Kocaman bir Selam ve Ayva tatlısı..

                   Merhabalar!  Mutfağı çok seven biri; vakit buldukça blogları karıştıran farklı lezzetler denemeyi seven, yaptığı yemekleri fotoğraflayıp arşivleyen, çok yığıldığını  görünce de ''E benim de bir bloğum olsun bari!'' diyerek işe koyulan bir anne, öğretmen, ev hanımıyım ben. Vakit buldukça buradayım. :) İlk tarifim bir meyve tatlısı. E mevsimi geçmeden yayınlamalı; bir de tatlı başlamalı ki tatlı tatlı devam etsin!  İlk defa Ayva Tatlısı yaptım.  Yıllar önce keşfettiğim ve aslında çok da ünlü olan Sevgili Portakal Ağacından aldığım tarife göre yaptım. Çok da güzel oldu. Tekrar görüşmek dileğiyle.. 


  • 5 adet ayva
  • 1 kg toz şeker
  • 1/2 çay kaşığı gıda boyası
  • 7-8  adet karanfil
  • ayva çekirdekleri
hazırlanması:
  1. Ayvaları  soyup ikiye bölün. Çekirdek yataklarını çıkarıp çekirdeklerini bir kenarda bekletin
  2. Temizlenen ayvaları yayvan bir tencereye yanyana dizin.  Bir su bardağı kadar suda eritilmiş gıda boyasını üzerine dökün.

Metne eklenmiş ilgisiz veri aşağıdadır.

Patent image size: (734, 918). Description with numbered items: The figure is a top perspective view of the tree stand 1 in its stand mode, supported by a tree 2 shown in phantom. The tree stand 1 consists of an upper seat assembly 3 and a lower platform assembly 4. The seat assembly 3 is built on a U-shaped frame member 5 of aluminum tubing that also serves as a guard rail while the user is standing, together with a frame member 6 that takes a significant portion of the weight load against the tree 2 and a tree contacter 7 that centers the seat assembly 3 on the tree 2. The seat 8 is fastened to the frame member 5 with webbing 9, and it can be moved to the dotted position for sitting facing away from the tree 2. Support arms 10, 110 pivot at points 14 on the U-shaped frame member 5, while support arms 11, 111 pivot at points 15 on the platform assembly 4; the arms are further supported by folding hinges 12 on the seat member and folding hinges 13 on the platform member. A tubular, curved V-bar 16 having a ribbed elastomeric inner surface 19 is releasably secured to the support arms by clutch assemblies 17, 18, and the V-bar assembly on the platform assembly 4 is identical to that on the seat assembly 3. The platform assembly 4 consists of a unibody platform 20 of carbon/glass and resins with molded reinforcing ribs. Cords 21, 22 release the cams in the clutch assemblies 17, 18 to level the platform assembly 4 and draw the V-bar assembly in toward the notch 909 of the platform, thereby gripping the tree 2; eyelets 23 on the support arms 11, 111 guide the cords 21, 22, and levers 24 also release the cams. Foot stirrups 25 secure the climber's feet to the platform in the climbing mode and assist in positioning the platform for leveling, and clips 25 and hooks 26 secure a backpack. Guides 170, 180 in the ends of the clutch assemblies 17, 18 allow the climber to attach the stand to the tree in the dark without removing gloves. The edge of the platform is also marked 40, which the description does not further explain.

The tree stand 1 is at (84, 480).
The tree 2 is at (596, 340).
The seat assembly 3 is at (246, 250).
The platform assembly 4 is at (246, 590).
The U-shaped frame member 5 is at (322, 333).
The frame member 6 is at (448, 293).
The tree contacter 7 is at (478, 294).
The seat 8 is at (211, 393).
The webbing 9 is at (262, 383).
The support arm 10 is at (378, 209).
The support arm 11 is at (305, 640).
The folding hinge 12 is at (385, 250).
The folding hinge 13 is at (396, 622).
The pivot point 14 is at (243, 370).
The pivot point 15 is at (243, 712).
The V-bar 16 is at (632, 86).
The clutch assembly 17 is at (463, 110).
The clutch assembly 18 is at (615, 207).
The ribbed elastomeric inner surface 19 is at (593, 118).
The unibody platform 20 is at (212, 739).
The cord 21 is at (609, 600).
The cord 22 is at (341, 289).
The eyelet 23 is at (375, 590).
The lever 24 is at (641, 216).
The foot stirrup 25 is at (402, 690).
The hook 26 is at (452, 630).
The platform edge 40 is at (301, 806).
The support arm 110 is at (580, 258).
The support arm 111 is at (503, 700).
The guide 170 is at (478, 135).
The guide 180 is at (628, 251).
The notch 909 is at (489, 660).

  3. Şekeri, karanfilleri ve ayva çekirdeklerini ekleyin. Ayvaların yarısına gelecek kadar soğuk su koyarak pişirin.(Pişerken taşabilir; dikkat edin.)  Piştikten sonra soğumasını bekleyin.
  4. Daha sonra bir servis tabağına alıp arzuya göre dondurma; muhallebi ve ya kaymakla servis edin. 
  5. Üzerini süslemek için damak tadınıza göre ceviz, fındık ve ya fıstık kullanabilirsiniz.